Here’s one, to get an undeserved repute
Of deep deep learning, all in fustian suit
Of ill passed, far-fetch’d words attiereth
His period, that sense forsweareth.
Another makes old Homer Spenser cite,
Like my Pygmalion, where, with rare[507] delight,    60
He cries, “O Ovid!” This caus’d my idle quill,
The world’s dull ears with such lewd stuff to fill,
And gull with bumbast lines the witless sense
Of these odd nags, whose pates’ circumference
Is fill’d with froth. O these same buzzing gnats
That sting my sleeping brows, these Nilus’ rats,
[508]
Half dung, that have their life from putrid slime—
These that do praise my loose lascivious rhyme!

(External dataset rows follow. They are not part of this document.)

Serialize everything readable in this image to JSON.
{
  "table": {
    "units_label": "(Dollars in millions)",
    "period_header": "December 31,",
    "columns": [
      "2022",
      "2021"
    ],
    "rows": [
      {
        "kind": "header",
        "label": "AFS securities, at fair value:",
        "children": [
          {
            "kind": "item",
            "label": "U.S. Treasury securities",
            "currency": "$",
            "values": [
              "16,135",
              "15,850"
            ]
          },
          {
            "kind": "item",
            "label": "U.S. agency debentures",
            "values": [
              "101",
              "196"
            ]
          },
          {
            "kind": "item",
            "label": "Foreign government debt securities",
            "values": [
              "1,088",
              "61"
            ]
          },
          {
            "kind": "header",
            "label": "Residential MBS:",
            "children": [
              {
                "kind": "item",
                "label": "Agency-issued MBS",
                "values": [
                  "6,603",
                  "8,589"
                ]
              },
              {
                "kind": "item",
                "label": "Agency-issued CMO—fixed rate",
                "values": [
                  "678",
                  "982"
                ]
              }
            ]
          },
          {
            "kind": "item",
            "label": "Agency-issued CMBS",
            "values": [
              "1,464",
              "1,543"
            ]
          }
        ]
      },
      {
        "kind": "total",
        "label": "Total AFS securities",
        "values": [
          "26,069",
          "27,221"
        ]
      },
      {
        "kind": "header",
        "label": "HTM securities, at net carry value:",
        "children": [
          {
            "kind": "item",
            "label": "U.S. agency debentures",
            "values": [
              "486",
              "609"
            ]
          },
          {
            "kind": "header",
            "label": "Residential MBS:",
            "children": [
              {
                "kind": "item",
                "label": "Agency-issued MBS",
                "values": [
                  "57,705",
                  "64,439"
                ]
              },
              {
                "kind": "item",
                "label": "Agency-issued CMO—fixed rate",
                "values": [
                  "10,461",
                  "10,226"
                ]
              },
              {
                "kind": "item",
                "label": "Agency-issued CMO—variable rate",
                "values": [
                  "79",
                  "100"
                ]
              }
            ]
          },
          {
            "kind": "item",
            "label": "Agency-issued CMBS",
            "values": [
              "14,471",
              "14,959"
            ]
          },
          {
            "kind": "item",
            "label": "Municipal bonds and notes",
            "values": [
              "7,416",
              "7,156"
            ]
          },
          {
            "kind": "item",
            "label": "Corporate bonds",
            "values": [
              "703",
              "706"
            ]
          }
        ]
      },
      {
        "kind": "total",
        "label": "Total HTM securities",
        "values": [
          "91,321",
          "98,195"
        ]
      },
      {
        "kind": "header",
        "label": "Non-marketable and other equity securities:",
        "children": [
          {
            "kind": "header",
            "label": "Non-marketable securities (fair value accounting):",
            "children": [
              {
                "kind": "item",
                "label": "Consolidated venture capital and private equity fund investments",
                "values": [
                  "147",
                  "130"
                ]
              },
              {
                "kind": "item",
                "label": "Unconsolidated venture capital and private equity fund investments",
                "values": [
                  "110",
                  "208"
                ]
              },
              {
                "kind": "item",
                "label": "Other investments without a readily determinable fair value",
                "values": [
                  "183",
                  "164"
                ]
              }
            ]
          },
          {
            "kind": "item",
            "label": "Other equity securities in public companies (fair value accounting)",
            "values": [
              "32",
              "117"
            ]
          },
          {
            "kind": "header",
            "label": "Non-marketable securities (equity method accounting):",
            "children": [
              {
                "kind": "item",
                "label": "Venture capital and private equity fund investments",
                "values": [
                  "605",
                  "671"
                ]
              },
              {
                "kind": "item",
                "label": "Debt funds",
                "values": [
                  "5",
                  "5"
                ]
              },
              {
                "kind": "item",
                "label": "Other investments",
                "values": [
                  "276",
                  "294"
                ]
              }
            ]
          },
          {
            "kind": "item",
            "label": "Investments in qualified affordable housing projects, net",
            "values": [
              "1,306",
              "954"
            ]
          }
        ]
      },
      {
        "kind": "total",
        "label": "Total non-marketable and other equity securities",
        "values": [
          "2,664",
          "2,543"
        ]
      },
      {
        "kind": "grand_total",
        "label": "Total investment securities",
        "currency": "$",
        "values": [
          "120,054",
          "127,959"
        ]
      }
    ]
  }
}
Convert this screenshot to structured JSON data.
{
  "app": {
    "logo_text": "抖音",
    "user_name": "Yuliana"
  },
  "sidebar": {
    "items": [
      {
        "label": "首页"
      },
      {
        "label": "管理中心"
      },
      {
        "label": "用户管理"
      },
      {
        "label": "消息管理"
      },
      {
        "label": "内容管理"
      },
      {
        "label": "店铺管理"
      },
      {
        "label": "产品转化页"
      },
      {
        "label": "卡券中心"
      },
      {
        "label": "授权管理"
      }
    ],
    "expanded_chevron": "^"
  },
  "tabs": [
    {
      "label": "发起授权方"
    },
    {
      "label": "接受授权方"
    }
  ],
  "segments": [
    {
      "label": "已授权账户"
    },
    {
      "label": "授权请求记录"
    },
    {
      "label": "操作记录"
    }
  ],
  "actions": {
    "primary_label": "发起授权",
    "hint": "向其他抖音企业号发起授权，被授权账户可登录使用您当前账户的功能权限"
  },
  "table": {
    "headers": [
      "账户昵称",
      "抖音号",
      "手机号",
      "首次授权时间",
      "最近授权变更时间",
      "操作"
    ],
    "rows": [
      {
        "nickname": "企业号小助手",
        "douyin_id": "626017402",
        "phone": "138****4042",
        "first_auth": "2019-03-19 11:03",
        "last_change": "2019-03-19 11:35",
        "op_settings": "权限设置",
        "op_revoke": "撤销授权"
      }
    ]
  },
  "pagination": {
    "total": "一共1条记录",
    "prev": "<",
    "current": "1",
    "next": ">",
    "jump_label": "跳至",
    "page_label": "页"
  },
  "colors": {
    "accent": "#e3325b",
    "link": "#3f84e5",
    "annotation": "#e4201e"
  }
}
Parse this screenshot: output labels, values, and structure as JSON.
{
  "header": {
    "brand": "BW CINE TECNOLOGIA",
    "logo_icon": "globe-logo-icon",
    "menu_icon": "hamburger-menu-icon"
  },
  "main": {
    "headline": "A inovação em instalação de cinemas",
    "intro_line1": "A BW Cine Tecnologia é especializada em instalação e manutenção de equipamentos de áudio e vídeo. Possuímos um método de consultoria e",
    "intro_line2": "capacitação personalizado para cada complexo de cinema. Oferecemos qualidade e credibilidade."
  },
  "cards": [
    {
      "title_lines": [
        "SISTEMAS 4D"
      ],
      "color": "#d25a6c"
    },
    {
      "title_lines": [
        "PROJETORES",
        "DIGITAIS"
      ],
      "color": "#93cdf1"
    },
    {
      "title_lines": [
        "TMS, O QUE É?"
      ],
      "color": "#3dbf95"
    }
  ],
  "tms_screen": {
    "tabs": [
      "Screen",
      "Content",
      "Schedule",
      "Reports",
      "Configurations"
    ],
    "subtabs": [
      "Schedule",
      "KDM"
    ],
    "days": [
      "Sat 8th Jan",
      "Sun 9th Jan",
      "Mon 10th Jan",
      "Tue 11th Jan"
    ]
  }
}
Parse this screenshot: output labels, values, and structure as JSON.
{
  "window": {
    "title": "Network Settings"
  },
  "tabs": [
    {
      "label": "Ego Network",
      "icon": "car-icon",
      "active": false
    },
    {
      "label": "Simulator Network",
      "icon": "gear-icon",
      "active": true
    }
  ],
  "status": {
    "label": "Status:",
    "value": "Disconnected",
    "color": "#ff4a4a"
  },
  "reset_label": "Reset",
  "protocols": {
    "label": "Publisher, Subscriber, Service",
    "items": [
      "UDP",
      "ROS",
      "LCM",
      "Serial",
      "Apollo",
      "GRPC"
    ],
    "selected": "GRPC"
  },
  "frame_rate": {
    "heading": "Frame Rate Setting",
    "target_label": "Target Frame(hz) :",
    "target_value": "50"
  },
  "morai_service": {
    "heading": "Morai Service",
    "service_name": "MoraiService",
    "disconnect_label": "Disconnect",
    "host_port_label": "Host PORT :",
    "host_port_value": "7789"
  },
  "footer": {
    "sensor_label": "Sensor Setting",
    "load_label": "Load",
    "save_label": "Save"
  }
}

For these same shades, I seriously protest,
I slubbered up that chaos indigest,    70
To fish for fools that stalk in goodly shape;
“What, though in velvet cloak, yet still an ape.”
Capro reads, swears, scrubs, and swears again,
“Now by my soul an admirable strain;”
Strokes up his hair, cries, “Passing passing good;”
O, there’s a line incends his lustful blood!
Then Muto comes, with his new glass-set face,
And with his late-kiss’d hand my book doth grace,
Straight reads, then smiles, and lisps, “’Tis pretty good,”
And praiseth that he never understood.    80
But room for Flaccus, he’ll my Satires read;
O how I trembled straight with inward dread!
But when I saw him read my fustian,
And heard him swear I was a Pythian,
Yet straight recall’d, and swears I did but quote
Out of Xylinum[509] to that margent’s note,
I could scarce hold and keep myself conceal’d,
But had well-nigh myself and all reveal’d.
Then straight comes Friscus, that neat gentleman,
That new-discarded academian,    90
Who, for he could cry Ergo in the school,
Straightway with his huge judgment dares control
Whatsoe’er he views: “That’s pretty, pretty
[510] good;
That epithet hath not that sprightly blood
Which should enforce it speak; that’s Persius’ vein;
That’s Juvenal’s; here’s Horace’ crabbèd strain;”
Though he ne’er read one line in Juvenal,
Or, in his life, his lazy eye let fall
On dusky Persius. O, indignity
To my respectless free-bred poesy!    100
Hence, ye big-buzzing little-bodied gnats,
Ye tattling echoes, huge-tongued pigmy brats:
I mean to sleep: wake not my slumb’ring brain
With your malignant, weak, detracting vein.
What though the sacred issue of my soul
I here expose to idiots’ control;
What though I bare to lewd opinion,
Lay ope to vulgar profanation,
My very genius,—yet know, my poesy
Doth scorn your utmost, rank’st indignity;    110
My pate was great with child, and here ’tis eased;
Vex all the world, so that thyself be pleased.